Há dois anos, Jon Chu, diretor de filmes como “Ela Dança, Eu Danço”, enfrentava uma escolha difícil. Muitos de seus colegas tinham começado a fechar acordos com a Netflix e a Amazon para lançar seus filmes primeiramente na internet, já que o lançamento tradicional nos cinemas se tornara mais arriscado na era do “streaming” digital.
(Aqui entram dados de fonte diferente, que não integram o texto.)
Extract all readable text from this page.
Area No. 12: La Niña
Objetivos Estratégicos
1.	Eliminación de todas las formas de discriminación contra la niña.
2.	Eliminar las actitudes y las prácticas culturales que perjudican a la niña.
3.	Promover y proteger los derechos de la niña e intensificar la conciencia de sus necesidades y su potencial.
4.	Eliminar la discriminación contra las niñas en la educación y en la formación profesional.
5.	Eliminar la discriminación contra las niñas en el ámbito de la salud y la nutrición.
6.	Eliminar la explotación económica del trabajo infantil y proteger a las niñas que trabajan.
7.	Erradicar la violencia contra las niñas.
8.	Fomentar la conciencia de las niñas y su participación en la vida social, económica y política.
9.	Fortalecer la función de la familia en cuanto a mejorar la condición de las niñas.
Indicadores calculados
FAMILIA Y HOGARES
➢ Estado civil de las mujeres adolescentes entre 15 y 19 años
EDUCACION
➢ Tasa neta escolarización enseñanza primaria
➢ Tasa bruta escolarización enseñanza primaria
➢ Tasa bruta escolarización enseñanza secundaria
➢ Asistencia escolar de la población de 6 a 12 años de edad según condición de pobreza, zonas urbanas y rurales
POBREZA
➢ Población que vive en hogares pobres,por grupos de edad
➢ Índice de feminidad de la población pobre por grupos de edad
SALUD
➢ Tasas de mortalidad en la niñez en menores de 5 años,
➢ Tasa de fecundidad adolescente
A Netflix ofereceu a Chu um valor de encher os olhos pelos direitos sobre sua nova comédia romântica, “Podres de Ricos”, o que parecia ser a rota mais clara e segura depois de o mais recente filme do diretor fracassar nos cinemas.
Chu decidiu fazer o lançamento nos cinemas, uma aposta que pode ter
parecido tola no ano seguinte, quando uma série de fiascos produziu o pior
verão de Hollywood em duas décadas e deflagrou novos temores sobre o futuro da telona na era digital. “As pessoas estavam jogando a toalha”, diz Leo Kulp, analista do banco de investimento RBC, como mostrou artigo do Financial Times, assinado po Anna Nicolaou, publicado no Valor de 3/09
No mês passado, porém, “Podres de Ricos” aterrissou nas salas de exibição em meio a uma forte virada nas bilheterias. O verão americano tem mostrado muitos sucessos de público, permitindo aos executivos de Hollywood respirar aliviados: 2018 está a caminho de uma receita de bilheteria anual recorde, de US$ 11,6 bilhões nos Estados Unidos e no Canadá. E à medida que a indústria se consolida, as riquezas acabam cada vez mais concentradas nas mãos de poucos megaestúdios.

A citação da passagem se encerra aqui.